Giter VIP home page Giter VIP logo

biophp's Introduction

BioPHP - PHP Bioinformatics class

BioPHP is an easy to use open source project. BioPHP implements a selection of simple tools for manipulating genomic data. PHP 7 has benchmarked much faster than Python, this class aims to build tools for basic RNA, DNA, and Protein manipulation.
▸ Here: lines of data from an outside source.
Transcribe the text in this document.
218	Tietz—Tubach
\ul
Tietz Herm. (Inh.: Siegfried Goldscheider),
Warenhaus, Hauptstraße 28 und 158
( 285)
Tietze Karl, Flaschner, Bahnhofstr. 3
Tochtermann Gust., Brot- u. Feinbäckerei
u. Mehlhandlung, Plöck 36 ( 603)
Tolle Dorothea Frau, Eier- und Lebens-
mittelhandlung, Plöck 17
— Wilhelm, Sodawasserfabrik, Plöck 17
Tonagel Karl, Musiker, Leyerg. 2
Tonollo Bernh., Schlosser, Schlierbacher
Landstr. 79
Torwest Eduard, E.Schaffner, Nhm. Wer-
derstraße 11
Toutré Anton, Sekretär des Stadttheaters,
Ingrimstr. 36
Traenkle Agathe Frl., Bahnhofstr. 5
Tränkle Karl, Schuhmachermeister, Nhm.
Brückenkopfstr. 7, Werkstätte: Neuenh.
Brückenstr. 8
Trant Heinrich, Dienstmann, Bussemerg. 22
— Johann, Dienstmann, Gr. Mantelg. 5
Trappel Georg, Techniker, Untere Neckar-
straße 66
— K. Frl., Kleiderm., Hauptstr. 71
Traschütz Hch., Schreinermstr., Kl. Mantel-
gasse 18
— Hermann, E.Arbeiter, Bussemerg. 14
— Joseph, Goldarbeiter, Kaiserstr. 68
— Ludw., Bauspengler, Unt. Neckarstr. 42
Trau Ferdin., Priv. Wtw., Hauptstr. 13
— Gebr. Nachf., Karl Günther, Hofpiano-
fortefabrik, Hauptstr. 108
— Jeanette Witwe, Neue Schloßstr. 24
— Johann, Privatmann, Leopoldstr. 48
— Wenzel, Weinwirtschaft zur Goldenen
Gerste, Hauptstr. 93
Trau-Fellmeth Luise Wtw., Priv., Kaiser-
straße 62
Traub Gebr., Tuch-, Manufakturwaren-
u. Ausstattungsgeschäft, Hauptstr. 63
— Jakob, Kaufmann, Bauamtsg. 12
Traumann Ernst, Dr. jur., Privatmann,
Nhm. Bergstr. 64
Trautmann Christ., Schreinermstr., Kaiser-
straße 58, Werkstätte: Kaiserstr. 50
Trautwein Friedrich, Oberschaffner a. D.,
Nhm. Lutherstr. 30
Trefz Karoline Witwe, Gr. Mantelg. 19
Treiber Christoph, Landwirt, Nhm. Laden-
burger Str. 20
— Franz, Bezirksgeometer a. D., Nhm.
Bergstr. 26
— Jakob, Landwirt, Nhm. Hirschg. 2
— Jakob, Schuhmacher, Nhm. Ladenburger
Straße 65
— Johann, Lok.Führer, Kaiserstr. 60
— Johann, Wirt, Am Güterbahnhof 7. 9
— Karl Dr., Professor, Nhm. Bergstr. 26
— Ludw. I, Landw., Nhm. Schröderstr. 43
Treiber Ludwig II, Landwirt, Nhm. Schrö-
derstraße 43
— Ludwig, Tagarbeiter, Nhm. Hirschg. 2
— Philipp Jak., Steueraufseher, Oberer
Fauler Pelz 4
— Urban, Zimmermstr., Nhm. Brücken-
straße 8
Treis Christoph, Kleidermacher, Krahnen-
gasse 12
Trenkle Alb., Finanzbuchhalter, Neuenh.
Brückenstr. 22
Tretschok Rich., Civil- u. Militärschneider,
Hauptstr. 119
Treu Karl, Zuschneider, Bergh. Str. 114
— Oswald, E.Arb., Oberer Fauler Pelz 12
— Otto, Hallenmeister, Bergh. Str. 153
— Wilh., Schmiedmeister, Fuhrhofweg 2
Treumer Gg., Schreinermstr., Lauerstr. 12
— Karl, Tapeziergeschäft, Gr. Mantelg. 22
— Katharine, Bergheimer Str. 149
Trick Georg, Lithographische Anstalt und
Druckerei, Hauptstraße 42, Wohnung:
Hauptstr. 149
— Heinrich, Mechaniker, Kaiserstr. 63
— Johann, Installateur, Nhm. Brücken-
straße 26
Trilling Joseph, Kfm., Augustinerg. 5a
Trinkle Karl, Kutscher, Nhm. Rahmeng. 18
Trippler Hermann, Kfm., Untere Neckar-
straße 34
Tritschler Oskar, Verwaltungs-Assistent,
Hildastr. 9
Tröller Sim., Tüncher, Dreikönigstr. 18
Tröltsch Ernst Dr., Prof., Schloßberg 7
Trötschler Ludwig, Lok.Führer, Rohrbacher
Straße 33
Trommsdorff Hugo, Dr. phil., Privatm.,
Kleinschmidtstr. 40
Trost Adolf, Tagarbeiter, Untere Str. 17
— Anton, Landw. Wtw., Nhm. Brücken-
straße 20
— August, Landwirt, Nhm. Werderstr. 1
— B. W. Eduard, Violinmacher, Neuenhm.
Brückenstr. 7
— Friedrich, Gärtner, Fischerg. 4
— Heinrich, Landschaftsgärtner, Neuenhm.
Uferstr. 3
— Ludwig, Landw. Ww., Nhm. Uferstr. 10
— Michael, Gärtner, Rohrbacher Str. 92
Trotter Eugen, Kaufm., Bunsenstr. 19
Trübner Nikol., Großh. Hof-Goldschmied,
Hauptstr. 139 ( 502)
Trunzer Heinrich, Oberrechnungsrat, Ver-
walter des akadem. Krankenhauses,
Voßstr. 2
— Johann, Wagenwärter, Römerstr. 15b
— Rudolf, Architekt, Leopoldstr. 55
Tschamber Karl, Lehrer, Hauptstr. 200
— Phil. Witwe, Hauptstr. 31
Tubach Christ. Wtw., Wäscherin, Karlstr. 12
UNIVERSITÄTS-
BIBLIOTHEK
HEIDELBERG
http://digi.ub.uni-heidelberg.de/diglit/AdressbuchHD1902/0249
Future plans include creating an experimental de novo assembly tool, and online project portal.

Simple Usage:

Find Reverse Complement

$BioPHP = new BioPHP();
$result = $BioPHP->reverseSequence('ATGAAAGCATC');
$result = $BioPHP->complementDnaSequence($result);
//prints TTTCAT

Calculate GC Content

$BioPHP = new BioPHP();
echo $BioPHP->gcContent('ATGAAAGCATC', 4)."\n";
//prints 36.3636

Count Point Mutations Between Two Sequences

$BioPHP = new BioPHP();
echo $BioPHP->countPointMutations('CTGATGATGGGAGGAAATTTCA','CTGATGATGCGAGGGAATATCG')."\n";
//prints 4

Translate DNA Sequence to Amino Acid Sequence

$BioPHP = new BioPHP();
echo $BioPHP->translateDna('CTGATGATGGGAGGAAATTTCAGA')."\n";
//prints LMMGGNFR

Calculate Monoisotopic Mass

$BioPHP = new BioPHP();
$proteinSequence = $BioPHP->translateDna('CTGATGATGGGAGGAAATTTCAGA')."\n";
echo $BioPHP->calcMonoIsotopicMass($proteinSequence)."\n\n";
//prints 906.42041

Finding a Motif in DNA

$BioPHP = new BioPHP();
echo $BioPHP->findMotifDNA('ATAT', 'GTATATCTATATGGCCATAT')."\n";
//prints 3 9 17

Get Reading Frames

$BioPHP = new BioPHP();
print_r( $BioPHP->getReadingFrames('GTATATCTATATGGCCATAT') );

/*
* returns array containing...
Array
(
    [0] => GTATATCTATATGGCCATAT
    [1] => TATATCTATATGGCCATAT
    [2] => ATATCTATATGGCCATAT
)
*/

//Protip: To get all 6 reading frames. Use the reverse and complement methods, then pass the result to getReadingFrames()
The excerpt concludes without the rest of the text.